Empire State Manufacturing Survey
The monthly survey of manufacturers in New York State conducted by the Federal Reserve Bank of New York.

General Business Conditions

The Empire State Manufacturing Survey indicates that conditions for New York manufacturers improved significantly in June. After three months of lackluster readings, the general business conditions index bounced up 18 points, to 25.8.

The new orders and shipments indexes also rose. The prices paid index climbed several points, while the prices received index fell. Employment indexes were marginally positive. Future indexes indicated a high level of optimism for the six-month outlook, while capital spending and technology spending indexes dropped markedly.

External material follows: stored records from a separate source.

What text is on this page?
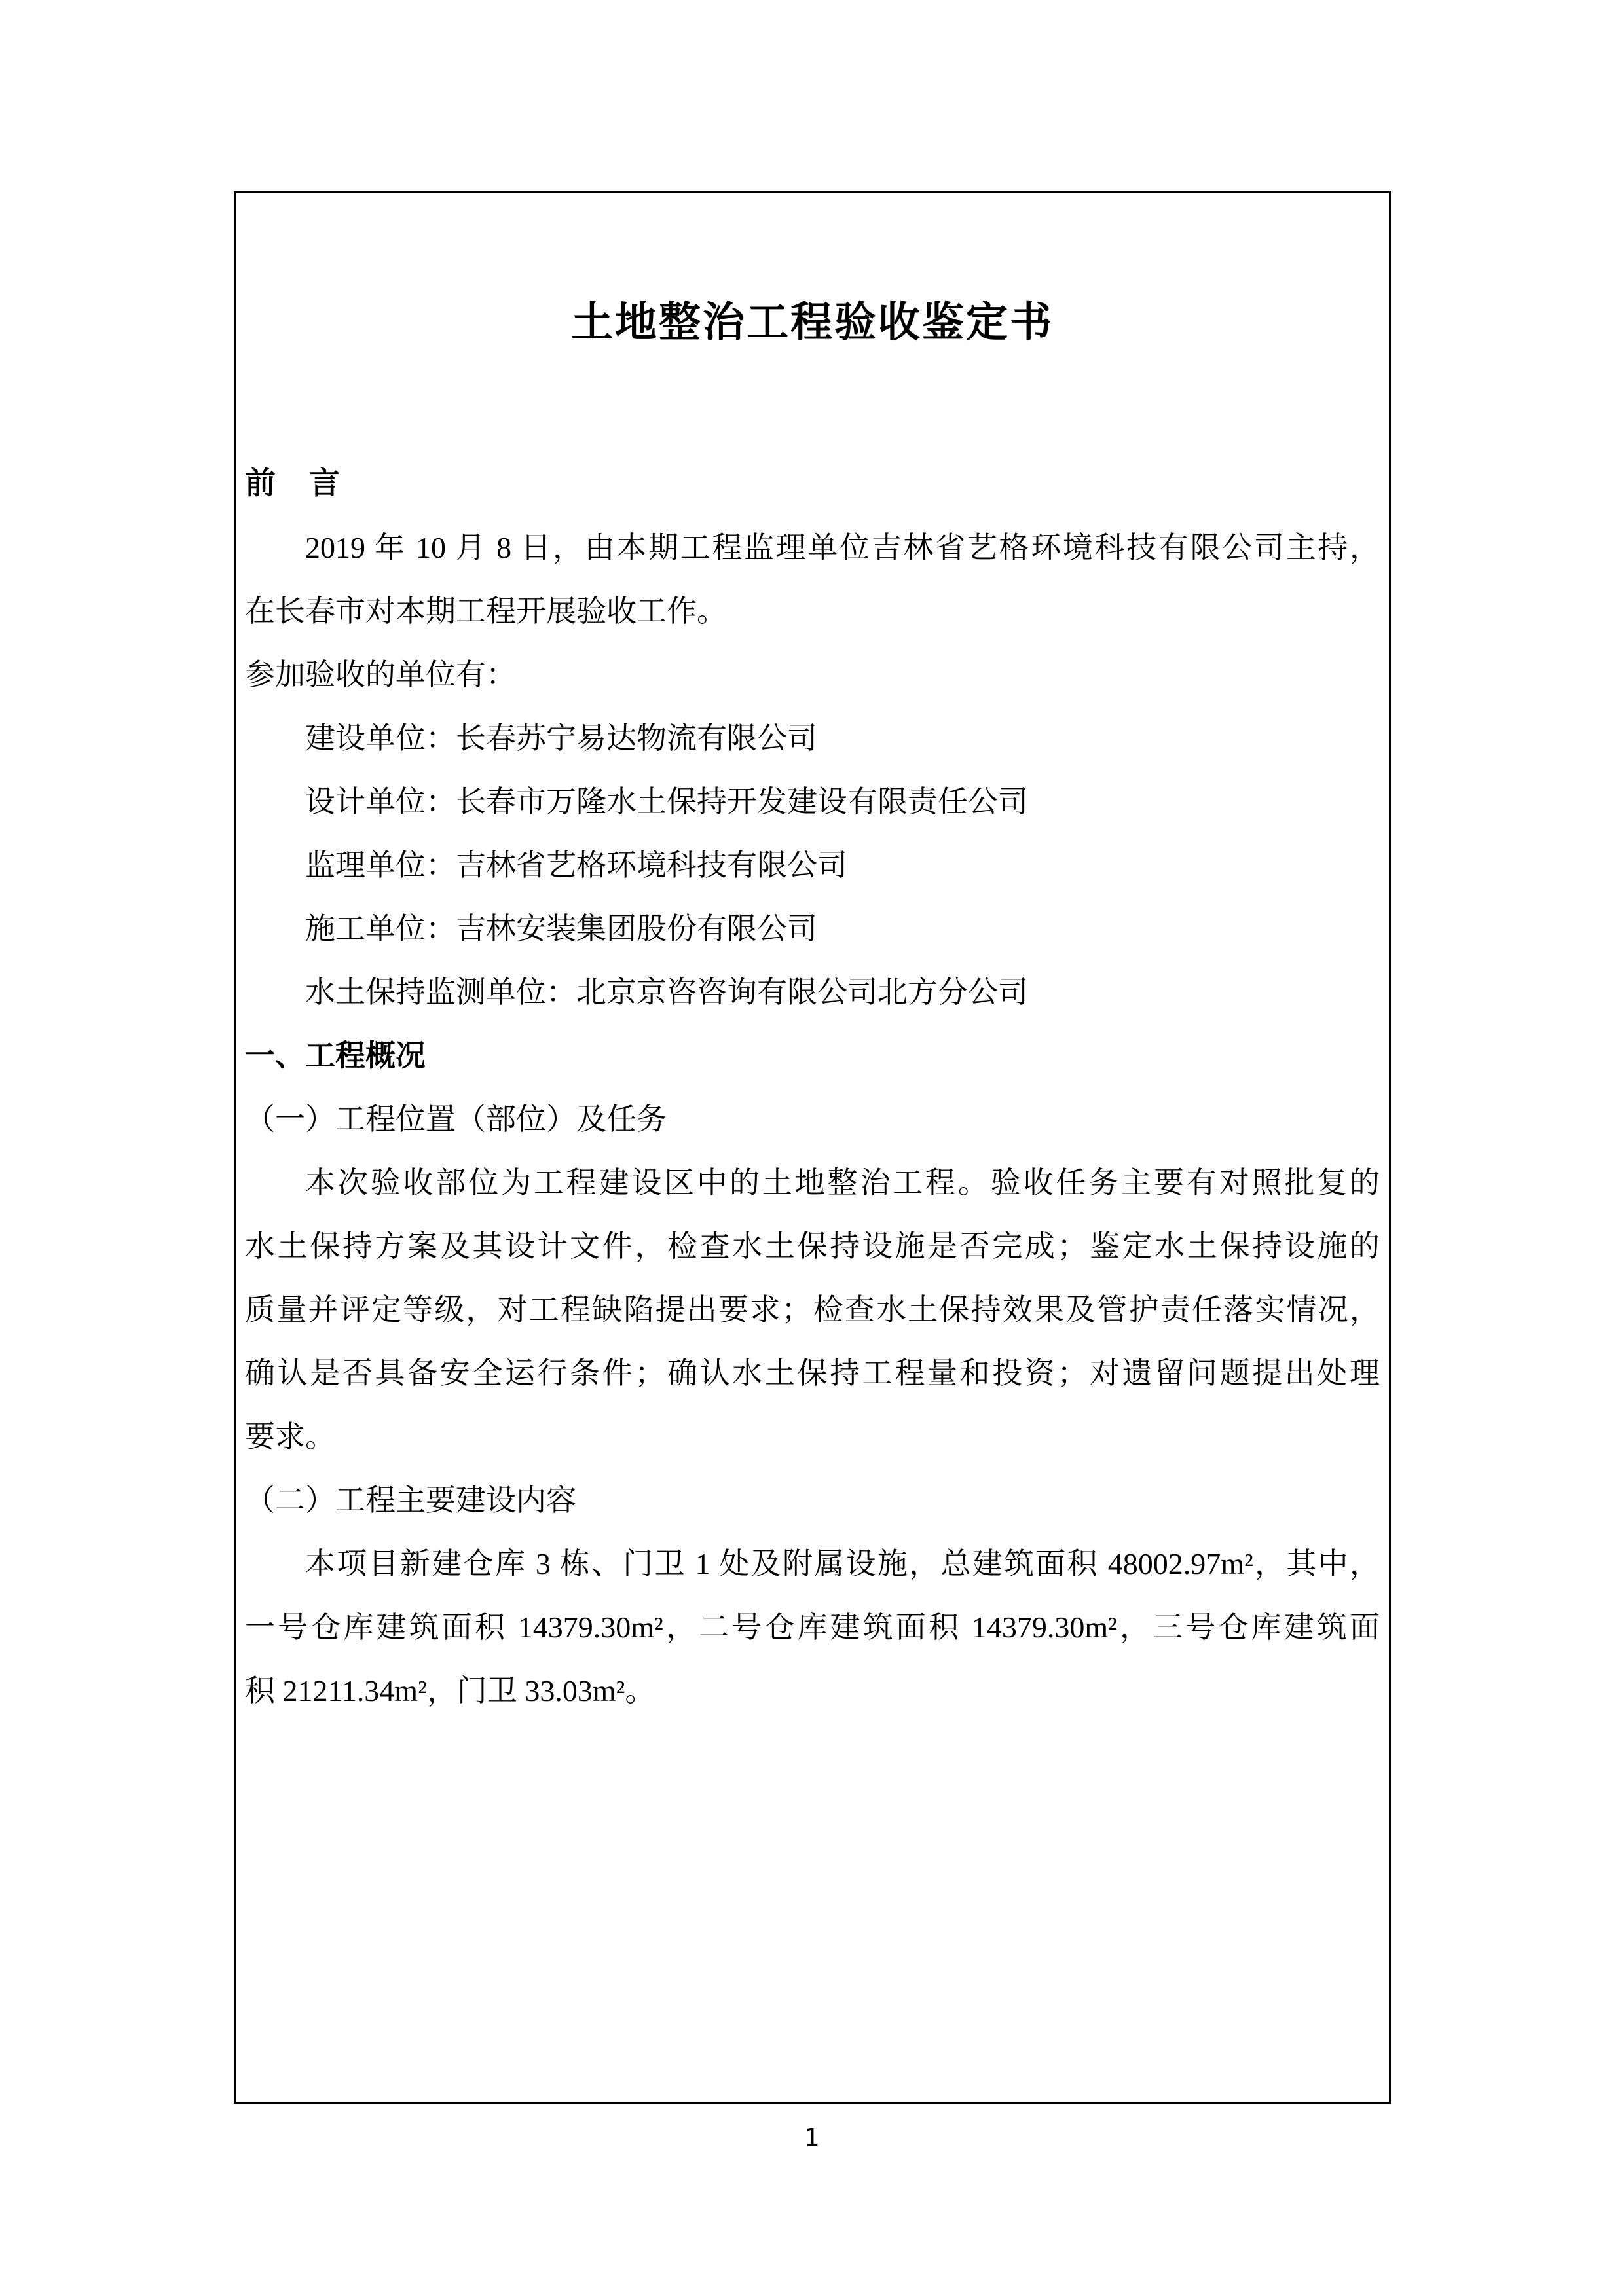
土地整治工程验收鉴定书
前　言
2019 年 10 月 8 日，由本期工程监理单位吉林省艺格环境科技有限公司主持，
在长春市对本期工程开展验收工作。
参加验收的单位有：
建设单位：长春苏宁易达物流有限公司
设计单位：长春市万隆水土保持开发建设有限责任公司
监理单位：吉林省艺格环境科技有限公司
施工单位：吉林安装集团股份有限公司
水土保持监测单位：北京京咨咨询有限公司北方分公司
一、工程概况
（一）工程位置（部位）及任务
本次验收部位为工程建设区中的土地整治工程。验收任务主要有对照批复的
水土保持方案及其设计文件，检查水土保持设施是否完成；鉴定水土保持设施的
质量并评定等级，对工程缺陷提出要求；检查水土保持效果及管护责任落实情况，
确认是否具备安全运行条件；确认水土保持工程量和投资；对遗留问题提出处理
要求。
（二）工程主要建设内容
本项目新建仓库 3 栋、门卫 1 处及附属设施，总建筑面积 48002.97m²，其中，
一号仓库建筑面积 14379.30m²，二号仓库建筑面积 14379.30m²，三号仓库建筑面
积 21211.34m²，门卫 33.03m²。
1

This month, manufacturers were asked a series of supplementary questions about changes in their capital spending plans from 2006 to 2007; similar questions had been asked in the October 2006 survey (see Special Questions tab). Overall, 45 percent of responding firms indicated that they would invest more in capital in 2007 than in 2006, while roughly one in four firms reported reductions in overall capital spending.

The survey results also suggested that, of the broad categories of capital, non-computer-related equipment would see the most widespread increase in investment spending. Sales and demand trends were the most commonly cited driver of both increases and decreases in capital spending in 2007.

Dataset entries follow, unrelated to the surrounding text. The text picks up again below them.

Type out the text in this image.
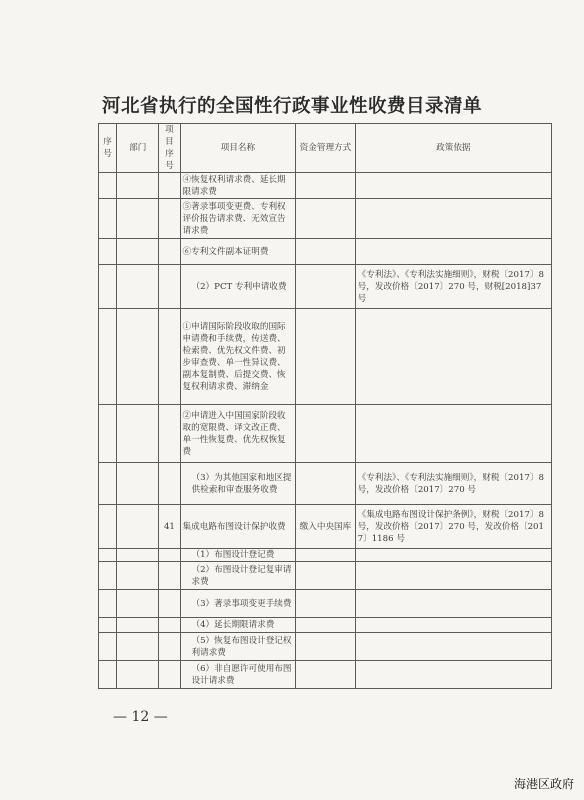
河北省执行的全国性行政事业性收费目录清单
序号	部门	项目序号	项目名称	资金管理方式	政策依据
			④恢复权利请求费、延长期限请求费		
			⑤著录事项变更费、专利权评价报告请求费、无效宣告请求费		
			⑥专利文件副本证明费		
			（2）PCT 专利申请收费		《专利法》、《专利法实施细则》，财税〔2017〕8 号，发改价格〔2017〕270 号，财税[2018]37 号
			①申请国际阶段收取的国际申请费和手续费，传送费、检索费、优先权文件费、初步审查费、单一性异议费、副本复制费、后提交费、恢复权利请求费、滞纳金		
			②申请进入中国国家阶段收取的宽限费、译文改正费、单一性恢复费、优先权恢复费		
			（3）为其他国家和地区提供检索和审查服务收费		《专利法》、《专利法实施细则》，财税〔2017〕8 号，发改价格〔2017〕270 号
		41	集成电路布图设计保护收费	缴入中央国库	《集成电路布图设计保护条例》，财税〔2017〕8 号，发改价格〔2017〕270 号，发改价格〔2017〕1186 号
			（1）布图设计登记费		
			（2）布图设计登记复审请求费		
			（3）著录事项变更手续费		
			（4）延长期限请求费		
			（5）恢复布图设计登记权利请求费		
			（6）非自愿许可使用布图设计请求费		
— 12 —
海港区政府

General Business Conditions Index Leaps
The general business conditions index surged 18 points, to 25.8, after languishing at relatively low levels in March, April, and May. The June reading returned this index to the high levels that prevailed for much of the preceding year. Forty-three percent of respondents—compared with 26 percent in May—reported that conditions had improved in June, while 17 percent reported that conditions had deteriorated. The new orders index climbed for a third consecutive month, rising 9 points to 17.2, and the shipments index rose sharply from 14.1 to 29.8. The unfilled orders index dipped below zero, to -2.1. The delivery time index was also negative, at -1.1, and the inventories index hovered just above zero at 3.2.

Prices Indexes Move in Opposite Directions
The price indexes indicated that prices were continuing to rise, although the indexes moved in opposite directions. The prices paid index rose from 34.4 to 42.6, suggesting that increases in prices paid accelerated in June. Forty-three percent of respondents reported paying higher prices and none reported paying lower prices. The prices received index dropped from 15.6 to 9.6, indicating that prices received were rising but at a slower pace than last month. Employment indexes were positive, but barely so, with the index for number of employees at 3.4 and the average workweek index at 3.2.

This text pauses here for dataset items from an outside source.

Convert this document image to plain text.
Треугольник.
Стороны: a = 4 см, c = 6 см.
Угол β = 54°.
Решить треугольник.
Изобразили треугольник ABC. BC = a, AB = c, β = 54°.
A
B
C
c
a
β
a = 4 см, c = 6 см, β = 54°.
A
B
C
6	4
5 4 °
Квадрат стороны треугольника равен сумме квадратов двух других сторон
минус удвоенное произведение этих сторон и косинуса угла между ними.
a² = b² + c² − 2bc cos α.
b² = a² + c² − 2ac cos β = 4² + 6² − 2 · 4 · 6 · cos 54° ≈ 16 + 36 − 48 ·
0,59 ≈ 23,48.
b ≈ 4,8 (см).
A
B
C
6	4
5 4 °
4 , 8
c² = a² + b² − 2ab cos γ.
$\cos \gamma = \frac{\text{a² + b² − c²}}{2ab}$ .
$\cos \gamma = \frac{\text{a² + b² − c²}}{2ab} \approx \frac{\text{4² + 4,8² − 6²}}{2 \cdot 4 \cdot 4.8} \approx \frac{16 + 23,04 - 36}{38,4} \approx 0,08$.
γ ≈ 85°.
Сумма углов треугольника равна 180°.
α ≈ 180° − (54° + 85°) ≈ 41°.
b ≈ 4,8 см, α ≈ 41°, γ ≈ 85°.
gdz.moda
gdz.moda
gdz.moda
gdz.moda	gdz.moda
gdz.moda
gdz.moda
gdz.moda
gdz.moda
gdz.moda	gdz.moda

Expectations Remain Upbeat
Future indexes were generally favorable. After rising sharply in May, the future general business conditions index declined somewhat in June. Nevertheless, at 44.1, it remained high compared with its levels over much of the past year. The future new orders and shipments indexes, both around 45, were also at favorable levels. Future price indexes fell: the future prices paid index dropped to 48.9 while the future prices received index fell more sharply, from 36.7 to 21.2. Future employment indexes were positive but below May levels. The capital expenditures index fell markedly from its average level of the past several months, dropping to 18.1, its lowest level in considerably more than a year. The technology spending index also declined, to 18.1.

Firms Indicate Increased Spending on Equipment in 2007

In a series of supplementary questions, manufacturers were asked about their capital spending plans for 2007 relative to their actual spending for 2006, both overall and for a few broad categories of capital. The same questions were asked in an October 2006 survey. In the current survey, 45 percent of responding firms reported increased capital spending in 2007—roughly the same percentage as in last October’s survey—while 25 percent, up from 21 percent in the earlier survey, reported reductions in capital spending.

When queried about spending on certain broad categories of capital, more manufacturers in the current survey reported increases than decreases in investment in equipment—especially non-computer-related equipment—though by a smaller margin than in last October’s survey. Current survey results also point to a modest increase in spending on computer software and little or no change in spending on structures.

Respondents were also asked about the extent to which various factors contributed positively or negatively to their planned changes in capital spending. Slightly more than half of those surveyed cited (improving) trends in sales and demand as a positive contributor, while slightly less than 50 percent indicated a need for labor-saving equipment and long-term (predetermined) investment schedules. The most widely cited factor contributing to a reduction in capital spending in 2007 was (unfavorable) trends in sales and demand, followed closely by unusually high levels of capital spending in 2006—a response that suggested a return to more normal levels of spending.